In a joint press conference with U.S. National Security Advisor John Bolton on Sunday, Israeli Prime Minister Benjamin Netanyahu asserted that the Golan Heights “is tremendously important for our security … we will never leave the Golan Heights … it is important that all countries recognize Israeli sovereignty over the Golan Heights.”
It was a rare moment in which Netanyahu publicly asked a U.S. administration official to officially recognize Israeli sovereignty over the Golan Heights.
Dennis Ross, a fellow at the Washington Institute for Near East Policy and former adviser to Presidents Barack Obama and Bill Clinton, told JNS that Netanyahu’s request “might be understandable given the context of Bolton’s trip but is unlikely to draw a favorable response from the administration in advance of presenting the president’s peace plan. The White House is seeking Arab support for the plan and probably not looking to take steps that might make it harder for Arab states to be responsive.”
Ross placed the issue of recognition and Bolton’s visit in a larger context. He told JNS that Bolton’s trip is about reassuring Israel about the president’s decision to withdraw from Syria.
“I hope the Iranian emplacement of missiles on Syrian bases is being raised by the prime minister with an eye to coordinating an approach on this issue at least with the Russians,” he said. “The Russians want the U.S. out of Syria, and the question is whether it is possible to get the Russians to pressure [Syrian President Bashar] Assad not to permit Iranian missiles on Syrian bases prior to our withdrawal.”
Israeli Prime Minister Benjamin Netanyahu and Security Cabinet members get a tour with the North Front Command in the Golan Heights, on Feb. 6, 2018. Credit: Kobi Gideon/GPO.
Israel captured the Golan Heights in the 1967 Six-Day War after Syria and other Arab nations attacked the Jewish state. In 1981, Israel annexed the Golan Heights. Since then, the United States and the broader international community have refused to recognize Israeli sovereignty over the region.
But there has been some movement in Israel’s direction.

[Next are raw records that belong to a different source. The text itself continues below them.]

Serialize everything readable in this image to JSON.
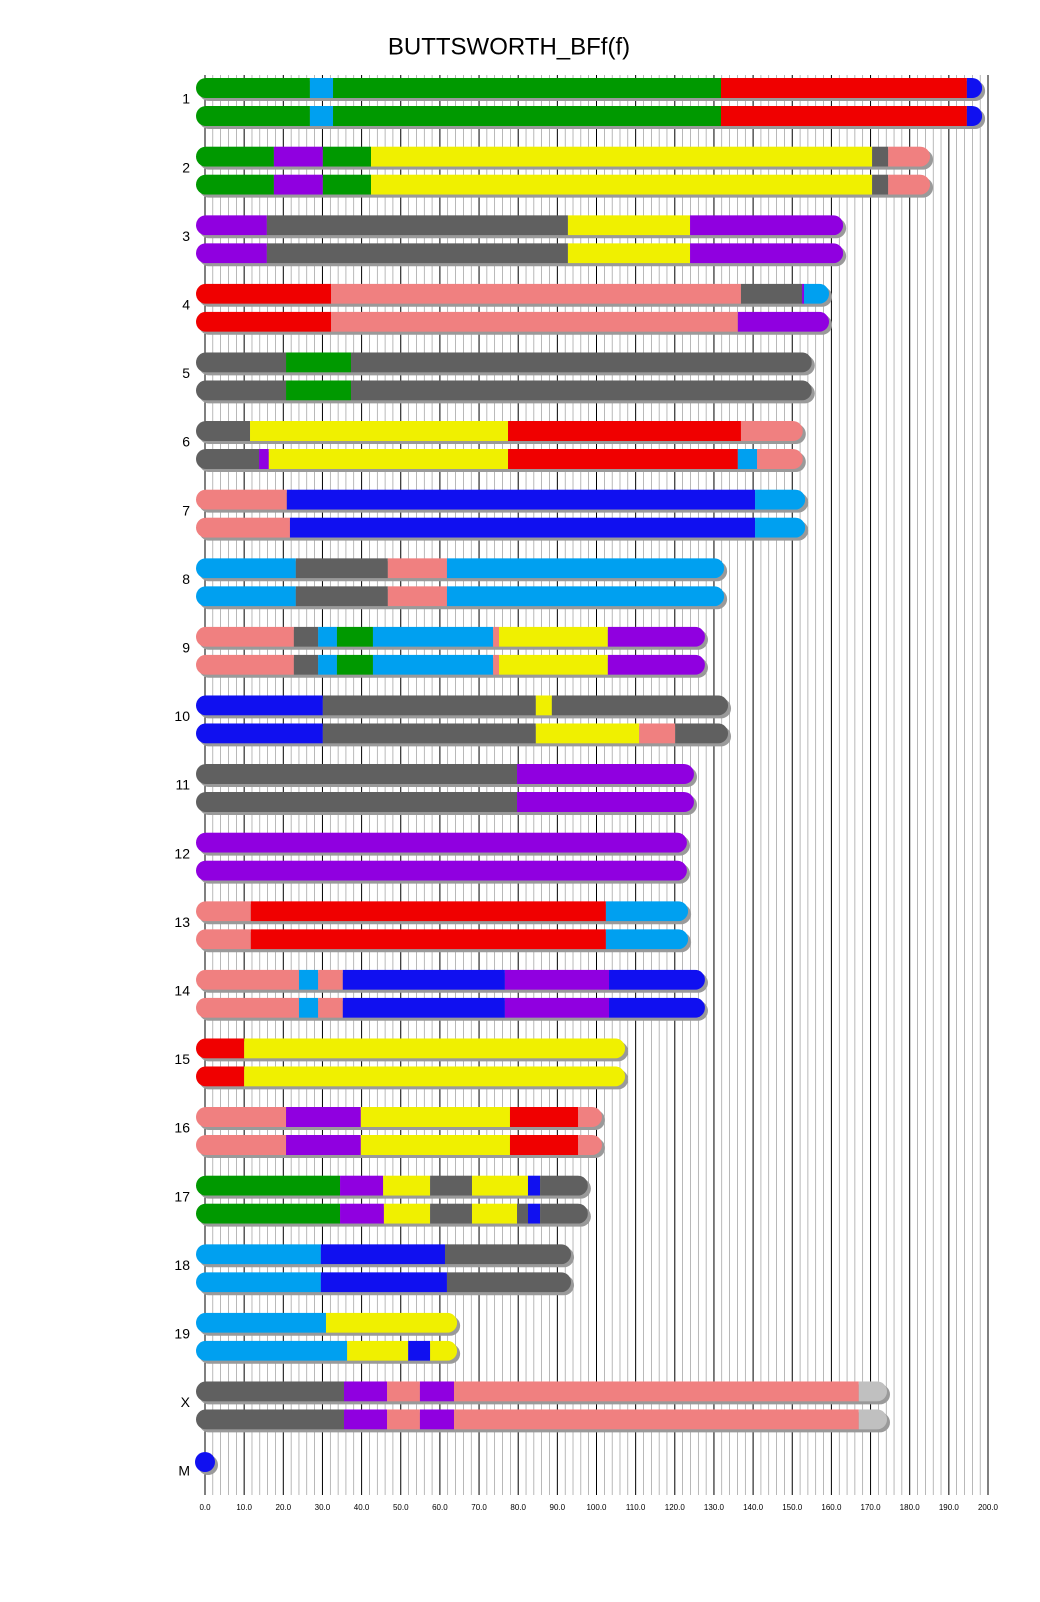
{
  "chart_data": {
    "type": "chromosome",
    "title": "BUTTSWORTH_BFf(f)",
    "xlim": [
      0,
      200
    ],
    "grid": true,
    "minor_grid_step": 2,
    "xticks": [
      {
        "value": 0,
        "label": "0.0"
      },
      {
        "value": 10,
        "label": "10.0"
      },
      {
        "value": 20,
        "label": "20.0"
      },
      {
        "value": 30,
        "label": "30.0"
      },
      {
        "value": 40,
        "label": "40.0"
      },
      {
        "value": 50,
        "label": "50.0"
      },
      {
        "value": 60,
        "label": "60.0"
      },
      {
        "value": 70,
        "label": "70.0"
      },
      {
        "value": 80,
        "label": "80.0"
      },
      {
        "value": 90,
        "label": "90.0"
      },
      {
        "value": 100,
        "label": "100.0"
      },
      {
        "value": 110,
        "label": "110.0"
      },
      {
        "value": 120,
        "label": "120.0"
      },
      {
        "value": 130,
        "label": "130.0"
      },
      {
        "value": 140,
        "label": "140.0"
      },
      {
        "value": 150,
        "label": "150.0"
      },
      {
        "value": 160,
        "label": "160.0"
      },
      {
        "value": 170,
        "label": "170.0"
      },
      {
        "value": 180,
        "label": "180.0"
      },
      {
        "value": 190,
        "label": "190.0"
      },
      {
        "value": 200,
        "label": "200.0"
      }
    ],
    "chromosomes": [
      {
        "name": "1",
        "haplotypes": [
          [
            [
              0,
              26.8,
              "#009900"
            ],
            [
              26.8,
              32.7,
              "#00a0f0"
            ],
            [
              32.7,
              131.8,
              "#009900"
            ],
            [
              131.8,
              194.6,
              "#f00000"
            ],
            [
              194.6,
              198.5,
              "#1010f0"
            ]
          ],
          [
            [
              0,
              26.8,
              "#009900"
            ],
            [
              26.8,
              32.7,
              "#00a0f0"
            ],
            [
              32.7,
              131.8,
              "#009900"
            ],
            [
              131.8,
              194.6,
              "#f00000"
            ],
            [
              194.6,
              198.5,
              "#1010f0"
            ]
          ]
        ]
      },
      {
        "name": "2",
        "haplotypes": [
          [
            [
              0,
              17.6,
              "#009900"
            ],
            [
              17.6,
              30.1,
              "#9000e0"
            ],
            [
              30.1,
              42.4,
              "#009900"
            ],
            [
              42.4,
              170.4,
              "#f0f000"
            ],
            [
              170.4,
              174.5,
              "#606060"
            ],
            [
              174.5,
              185.2,
              "#f08080"
            ]
          ],
          [
            [
              0,
              17.6,
              "#009900"
            ],
            [
              17.6,
              30.1,
              "#9000e0"
            ],
            [
              30.1,
              42.4,
              "#009900"
            ],
            [
              42.4,
              170.4,
              "#f0f000"
            ],
            [
              170.4,
              174.5,
              "#606060"
            ],
            [
              174.5,
              185.2,
              "#f08080"
            ]
          ]
        ]
      },
      {
        "name": "3",
        "haplotypes": [
          [
            [
              0,
              15.8,
              "#9000e0"
            ],
            [
              15.8,
              92.7,
              "#606060"
            ],
            [
              92.7,
              123.9,
              "#f0f000"
            ],
            [
              123.9,
              163,
              "#9000e0"
            ]
          ],
          [
            [
              0,
              15.8,
              "#9000e0"
            ],
            [
              15.8,
              92.7,
              "#606060"
            ],
            [
              92.7,
              123.9,
              "#f0f000"
            ],
            [
              123.9,
              163,
              "#9000e0"
            ]
          ]
        ]
      },
      {
        "name": "4",
        "haplotypes": [
          [
            [
              0,
              32.2,
              "#f00000"
            ],
            [
              32.2,
              136.9,
              "#f08080"
            ],
            [
              136.9,
              152.5,
              "#606060"
            ],
            [
              152.5,
              153,
              "#9000e0"
            ],
            [
              153,
              159.4,
              "#00a0f0"
            ]
          ],
          [
            [
              0,
              32.2,
              "#f00000"
            ],
            [
              32.2,
              136.1,
              "#f08080"
            ],
            [
              136.1,
              159.4,
              "#9000e0"
            ]
          ]
        ]
      },
      {
        "name": "5",
        "haplotypes": [
          [
            [
              0,
              20.7,
              "#606060"
            ],
            [
              20.7,
              37.3,
              "#009900"
            ],
            [
              37.3,
              155,
              "#606060"
            ]
          ],
          [
            [
              0,
              20.7,
              "#606060"
            ],
            [
              20.7,
              37.3,
              "#009900"
            ],
            [
              37.3,
              155,
              "#606060"
            ]
          ]
        ]
      },
      {
        "name": "6",
        "haplotypes": [
          [
            [
              0,
              11.5,
              "#606060"
            ],
            [
              11.5,
              77.4,
              "#f0f000"
            ],
            [
              77.4,
              136.9,
              "#f00000"
            ],
            [
              136.9,
              152.7,
              "#f08080"
            ]
          ],
          [
            [
              0,
              13.8,
              "#606060"
            ],
            [
              13.8,
              16.3,
              "#9000e0"
            ],
            [
              16.3,
              77.4,
              "#f0f000"
            ],
            [
              77.4,
              136.1,
              "#f00000"
            ],
            [
              136.1,
              141,
              "#00a0f0"
            ],
            [
              141,
              152.7,
              "#f08080"
            ]
          ]
        ]
      },
      {
        "name": "7",
        "haplotypes": [
          [
            [
              0,
              20.9,
              "#f08080"
            ],
            [
              20.9,
              140.5,
              "#1010f0"
            ],
            [
              140.5,
              153.3,
              "#00a0f0"
            ]
          ],
          [
            [
              0,
              21.7,
              "#f08080"
            ],
            [
              21.7,
              140.5,
              "#1010f0"
            ],
            [
              140.5,
              153.3,
              "#00a0f0"
            ]
          ]
        ]
      },
      {
        "name": "8",
        "haplotypes": [
          [
            [
              0,
              23.2,
              "#00a0f0"
            ],
            [
              23.2,
              46.7,
              "#606060"
            ],
            [
              46.7,
              61.8,
              "#f08080"
            ],
            [
              61.8,
              132.6,
              "#00a0f0"
            ]
          ],
          [
            [
              0,
              23.2,
              "#00a0f0"
            ],
            [
              23.2,
              46.7,
              "#606060"
            ],
            [
              46.7,
              61.8,
              "#f08080"
            ],
            [
              61.8,
              132.6,
              "#00a0f0"
            ]
          ]
        ]
      },
      {
        "name": "9",
        "haplotypes": [
          [
            [
              0,
              22.7,
              "#f08080"
            ],
            [
              22.7,
              28.9,
              "#606060"
            ],
            [
              28.9,
              33.7,
              "#00a0f0"
            ],
            [
              33.7,
              42.9,
              "#009900"
            ],
            [
              42.9,
              73.6,
              "#00a0f0"
            ],
            [
              73.6,
              75.1,
              "#f08080"
            ],
            [
              75.1,
              102.9,
              "#f0f000"
            ],
            [
              102.9,
              127.7,
              "#9000e0"
            ]
          ],
          [
            [
              0,
              22.7,
              "#f08080"
            ],
            [
              22.7,
              28.9,
              "#606060"
            ],
            [
              28.9,
              33.7,
              "#00a0f0"
            ],
            [
              33.7,
              42.9,
              "#009900"
            ],
            [
              42.9,
              73.6,
              "#00a0f0"
            ],
            [
              73.6,
              75.1,
              "#f08080"
            ],
            [
              75.1,
              102.9,
              "#f0f000"
            ],
            [
              102.9,
              127.7,
              "#9000e0"
            ]
          ]
        ]
      },
      {
        "name": "10",
        "haplotypes": [
          [
            [
              0,
              30.1,
              "#1010f0"
            ],
            [
              30.1,
              84.5,
              "#606060"
            ],
            [
              84.5,
              88.6,
              "#f0f000"
            ],
            [
              88.6,
              133.6,
              "#606060"
            ]
          ],
          [
            [
              0,
              30.1,
              "#1010f0"
            ],
            [
              30.1,
              84.5,
              "#606060"
            ],
            [
              84.5,
              110.9,
              "#f0f000"
            ],
            [
              110.9,
              120.1,
              "#f08080"
            ],
            [
              120.1,
              133.6,
              "#606060"
            ]
          ]
        ]
      },
      {
        "name": "11",
        "haplotypes": [
          [
            [
              0,
              79.7,
              "#606060"
            ],
            [
              79.7,
              124.9,
              "#9000e0"
            ]
          ],
          [
            [
              0,
              79.7,
              "#606060"
            ],
            [
              79.7,
              124.9,
              "#9000e0"
            ]
          ]
        ]
      },
      {
        "name": "12",
        "haplotypes": [
          [
            [
              0,
              123.1,
              "#9000e0"
            ]
          ],
          [
            [
              0,
              123.1,
              "#9000e0"
            ]
          ]
        ]
      },
      {
        "name": "13",
        "haplotypes": [
          [
            [
              0,
              11.7,
              "#f08080"
            ],
            [
              11.7,
              102.4,
              "#f00000"
            ],
            [
              102.4,
              123.4,
              "#00a0f0"
            ]
          ],
          [
            [
              0,
              11.7,
              "#f08080"
            ],
            [
              11.7,
              102.4,
              "#f00000"
            ],
            [
              102.4,
              123.4,
              "#00a0f0"
            ]
          ]
        ]
      },
      {
        "name": "14",
        "haplotypes": [
          [
            [
              0,
              24,
              "#f08080"
            ],
            [
              24,
              28.9,
              "#00a0f0"
            ],
            [
              28.9,
              35.2,
              "#f08080"
            ],
            [
              35.2,
              76.6,
              "#1010f0"
            ],
            [
              76.6,
              103.2,
              "#9000e0"
            ],
            [
              103.2,
              127.7,
              "#1010f0"
            ]
          ],
          [
            [
              0,
              24,
              "#f08080"
            ],
            [
              24,
              28.9,
              "#00a0f0"
            ],
            [
              28.9,
              35.2,
              "#f08080"
            ],
            [
              35.2,
              76.6,
              "#1010f0"
            ],
            [
              76.6,
              103.2,
              "#9000e0"
            ],
            [
              103.2,
              127.7,
              "#1010f0"
            ]
          ]
        ]
      },
      {
        "name": "15",
        "haplotypes": [
          [
            [
              0,
              10,
              "#f00000"
            ],
            [
              10,
              107.3,
              "#f0f000"
            ]
          ],
          [
            [
              0,
              10,
              "#f00000"
            ],
            [
              10,
              107.3,
              "#f0f000"
            ]
          ]
        ]
      },
      {
        "name": "16",
        "haplotypes": [
          [
            [
              0,
              20.7,
              "#f08080"
            ],
            [
              20.7,
              39.8,
              "#9000e0"
            ],
            [
              39.8,
              77.9,
              "#f0f000"
            ],
            [
              77.9,
              95.3,
              "#f00000"
            ],
            [
              95.3,
              101.4,
              "#f08080"
            ]
          ],
          [
            [
              0,
              20.7,
              "#f08080"
            ],
            [
              20.7,
              39.8,
              "#9000e0"
            ],
            [
              39.8,
              77.9,
              "#f0f000"
            ],
            [
              77.9,
              95.3,
              "#f00000"
            ],
            [
              95.3,
              101.4,
              "#f08080"
            ]
          ]
        ]
      },
      {
        "name": "17",
        "haplotypes": [
          [
            [
              0,
              34.5,
              "#009900"
            ],
            [
              34.5,
              45.5,
              "#9000e0"
            ],
            [
              45.5,
              57.5,
              "#f0f000"
            ],
            [
              57.5,
              68.2,
              "#606060"
            ],
            [
              68.2,
              82.5,
              "#f0f000"
            ],
            [
              82.5,
              85.6,
              "#1010f0"
            ],
            [
              85.6,
              97.8,
              "#606060"
            ]
          ],
          [
            [
              0,
              34.5,
              "#009900"
            ],
            [
              34.5,
              45.7,
              "#9000e0"
            ],
            [
              45.7,
              57.5,
              "#f0f000"
            ],
            [
              57.5,
              68.2,
              "#606060"
            ],
            [
              68.2,
              79.7,
              "#f0f000"
            ],
            [
              79.7,
              82.5,
              "#606060"
            ],
            [
              82.5,
              85.6,
              "#1010f0"
            ],
            [
              85.6,
              97.8,
              "#606060"
            ]
          ]
        ]
      },
      {
        "name": "18",
        "haplotypes": [
          [
            [
              0,
              29.6,
              "#00a0f0"
            ],
            [
              29.6,
              61.3,
              "#1010f0"
            ],
            [
              61.3,
              93.5,
              "#606060"
            ]
          ],
          [
            [
              0,
              29.6,
              "#00a0f0"
            ],
            [
              29.6,
              61.8,
              "#1010f0"
            ],
            [
              61.8,
              93.5,
              "#606060"
            ]
          ]
        ]
      },
      {
        "name": "19",
        "haplotypes": [
          [
            [
              0,
              30.9,
              "#00a0f0"
            ],
            [
              30.9,
              64.4,
              "#f0f000"
            ]
          ],
          [
            [
              0,
              36.3,
              "#00a0f0"
            ],
            [
              36.3,
              51.9,
              "#f0f000"
            ],
            [
              51.9,
              57.5,
              "#1010f0"
            ],
            [
              57.5,
              64.4,
              "#f0f000"
            ]
          ]
        ]
      },
      {
        "name": "X",
        "haplotypes": [
          [
            [
              0,
              35.5,
              "#606060"
            ],
            [
              35.5,
              46.5,
              "#9000e0"
            ],
            [
              46.5,
              54.9,
              "#f08080"
            ],
            [
              54.9,
              63.6,
              "#9000e0"
            ],
            [
              63.6,
              167,
              "#f08080"
            ],
            [
              167,
              174.2,
              "#c0c0c0"
            ]
          ],
          [
            [
              0,
              35.5,
              "#606060"
            ],
            [
              35.5,
              46.5,
              "#9000e0"
            ],
            [
              46.5,
              54.9,
              "#f08080"
            ],
            [
              54.9,
              63.6,
              "#9000e0"
            ],
            [
              63.6,
              167,
              "#f08080"
            ],
            [
              167,
              174.2,
              "#c0c0c0"
            ]
          ]
        ]
      },
      {
        "name": "M",
        "haplotypes": [
          [
            [
              0,
              0,
              "#1010f0"
            ]
          ]
        ]
      }
    ]
  }
}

In November, the United States opposed for the first time the annual U.N. resolution calling on Israel to relinquish the Golan Heights. Outgoing U.S. Ambassador to the United Nations Nikki Haley declared, “The United States will no longer abstain when the United Nations engages in its useless annual vote on the Golan Heights. The resolution is plainly biased against Israel.”
U.S. Secretary of State Mike Pompeo is currently in Jordan as part of a larger Middle East tour to allay fears that America is abandoning the Middle East, as well as to stress that the central threats to the region are Iran and ISIS.

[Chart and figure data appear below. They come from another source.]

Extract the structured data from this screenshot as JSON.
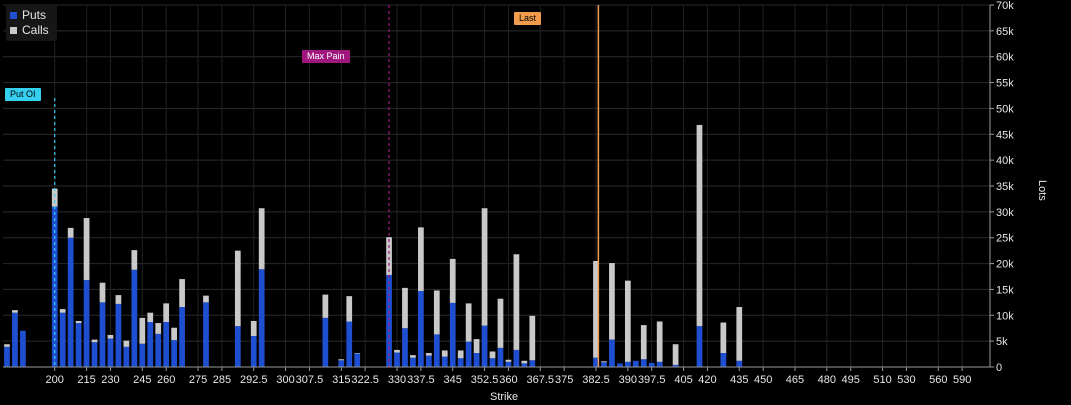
{
  "legend": [
    {
      "name": "Puts",
      "color": "#1f4fd1"
    },
    {
      "name": "Calls",
      "color": "#c9c9c9"
    }
  ],
  "markers": {
    "put_oi": {
      "label": "Put OI",
      "color": "#35d0f0",
      "strike_index": 6
    },
    "max_pain": {
      "label": "Max Pain",
      "color": "#a0177d",
      "strike_index": 48
    },
    "last": {
      "label": "Last",
      "color": "#f29c4b",
      "strike_index": 74.3
    }
  },
  "chart_data": {
    "type": "bar",
    "stacked": true,
    "xlabel": "Strike",
    "ylabel": "Lots",
    "ylim": [
      0,
      70000
    ],
    "yticks": [
      "0",
      "5k",
      "10k",
      "15k",
      "20k",
      "25k",
      "30k",
      "35k",
      "40k",
      "45k",
      "50k",
      "55k",
      "60k",
      "65k",
      "70k"
    ],
    "x_tick_labels": [
      "200",
      "215",
      "230",
      "245",
      "260",
      "275",
      "285",
      "292.5",
      "300",
      "307.5",
      "315",
      "322.5",
      "330",
      "337.5",
      "345",
      "352.5",
      "360",
      "367.5",
      "375",
      "382.5",
      "390",
      "397.5",
      "405",
      "420",
      "435",
      "450",
      "465",
      "480",
      "495",
      "510",
      "530",
      "560",
      "590"
    ],
    "grid": true,
    "legend_position": "top-left",
    "series": [
      {
        "name": "Puts",
        "color": "#1f4fd1",
        "values": [
          3900,
          10500,
          7000,
          0,
          0,
          0,
          31000,
          10500,
          25000,
          8500,
          16800,
          4800,
          12500,
          5500,
          12200,
          3900,
          18800,
          4500,
          8700,
          6400,
          8700,
          5200,
          11600,
          0,
          0,
          12500,
          0,
          0,
          0,
          7900,
          0,
          6000,
          18900,
          0,
          0,
          0,
          0,
          0,
          0,
          0,
          9500,
          0,
          1300,
          8800,
          2600,
          0,
          0,
          0,
          17800,
          2800,
          7500,
          1800,
          14700,
          2200,
          6300,
          2000,
          12400,
          1700,
          4900,
          2700,
          8000,
          1700,
          3700,
          1000,
          3300,
          700,
          1300,
          0,
          0,
          0,
          0,
          0,
          0,
          0,
          1800,
          900,
          5300,
          700,
          1000,
          1200,
          1500,
          800,
          1000,
          0,
          400,
          0,
          0,
          7900,
          0,
          0,
          2700,
          0,
          1200,
          0,
          0,
          0,
          0,
          0,
          0,
          0,
          0,
          0,
          0,
          0,
          0,
          0,
          0,
          0,
          0,
          0,
          0,
          0,
          0,
          0,
          0,
          0,
          0,
          0,
          0,
          0,
          0,
          0,
          0,
          0
        ]
      },
      {
        "name": "Calls",
        "color": "#c9c9c9",
        "values": [
          500,
          500,
          0,
          0,
          0,
          0,
          3500,
          700,
          1900,
          400,
          12000,
          500,
          3800,
          700,
          1700,
          1200,
          3800,
          5000,
          1800,
          2100,
          3600,
          2400,
          5400,
          0,
          0,
          1300,
          0,
          0,
          0,
          14600,
          0,
          2900,
          11800,
          0,
          0,
          0,
          0,
          0,
          0,
          0,
          4500,
          0,
          200,
          4900,
          100,
          0,
          0,
          0,
          7300,
          500,
          7800,
          500,
          12300,
          500,
          8500,
          1200,
          8500,
          1500,
          7400,
          2700,
          22700,
          1300,
          9500,
          400,
          18500,
          500,
          8600,
          0,
          0,
          0,
          0,
          0,
          0,
          0,
          18700,
          200,
          14800,
          0,
          15700,
          0,
          6600,
          0,
          7800,
          0,
          4000,
          0,
          0,
          38900,
          0,
          0,
          5900,
          0,
          10400,
          0,
          0,
          0,
          0,
          0,
          0,
          0,
          0,
          0,
          0,
          0,
          0,
          0,
          0,
          0,
          0,
          0,
          0,
          0,
          0,
          0,
          0,
          0,
          0,
          0,
          0,
          0,
          0,
          0,
          0,
          0
        ]
      }
    ]
  }
}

Jordan’s foreign minister, Ayman Safadi, told Pompeo on Tuesday: “International law regarding the Golan Heights is clear. Israel must withdraw from the region.”

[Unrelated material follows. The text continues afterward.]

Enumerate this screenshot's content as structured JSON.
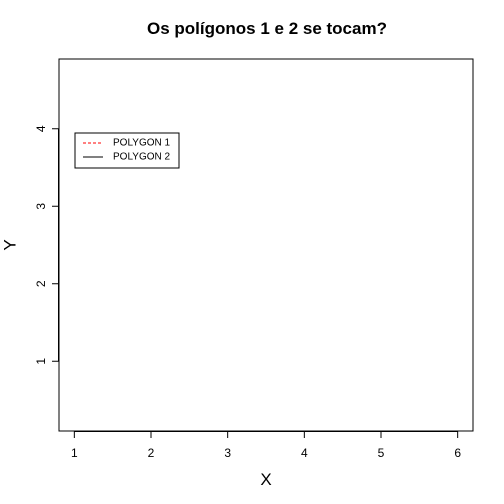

How much political capital should go into it?
Netanyahu isn’t alone in his belief that the United States should finally recognize Israeli sovereignty on the Golan Heights.
Last May, the House of Representatives debated a similar resolution. Then-Rep. Ron DeSantis (R-Fla.) introduced a resolution asking Congress to recognize the Golan Heights as belonging to Israel. That measure was never adopted.
And this week, Republican Sens. Tom Cotton of Arkansas and Ted Cruz of Texas issued a joint statement calling on the administration to recognize Israel’s sovereignty over the Golan Heights. According to a statement on Cruz’s website, “In the last Congress Sens. Cruz and Cotton introduced S.Res.732, a resolution expressing the sense of the Senate that the United States should recognize Israel’s sovereignty over the Golan Heights.”
The resolution Cotton and Cruz introduced in mid-December of last year urged the Senate to recognize Israeli sovereignty over the Golan Heights. The resolution stated that the United States would support Israel’s right to defend itself, that it is in the United States’ national security interest to ensure Israel’s security, and that Israeli sovereignty over the Golan Heights would ensure that the Assad regime “faces diplomatic and geopolitical consequences for the killing of civilians, the ethnic cleansing of Syrian Sunnis and the use of weapons of mass destruction.”
This week’s statement went on to affirm that “responding to the threat posed by Iran and its proxies requires ensuring that Israel can defend its territory and its citizens from attacks. To support Israel’s right to self-defense, Washington should take the long overdue step of affirming Israeli sovereignty over the Golan Heights.”
Efraim Inbar, president of the Jerusalem Institute for Strategy and Security has a different approach. He told JNS that “the Americans might [recognize Israeli sovereignty] as they see Syria divided among Assad, the Russians, Turkey and Iran.”
“I am not sure we should spend much political capital on this issue,” he added. “After all, the Golan is in our hands since ’67, more years than the Syrians ruled the area. Who can change this strategically important fact?
“Any American recognition will not have the same resonance as moving the embassy to Jerusalem,” acknowledged Inbar. “What we should do is double the Jewish population in the Golan. What counts most is facts on the ground and not political declarations.”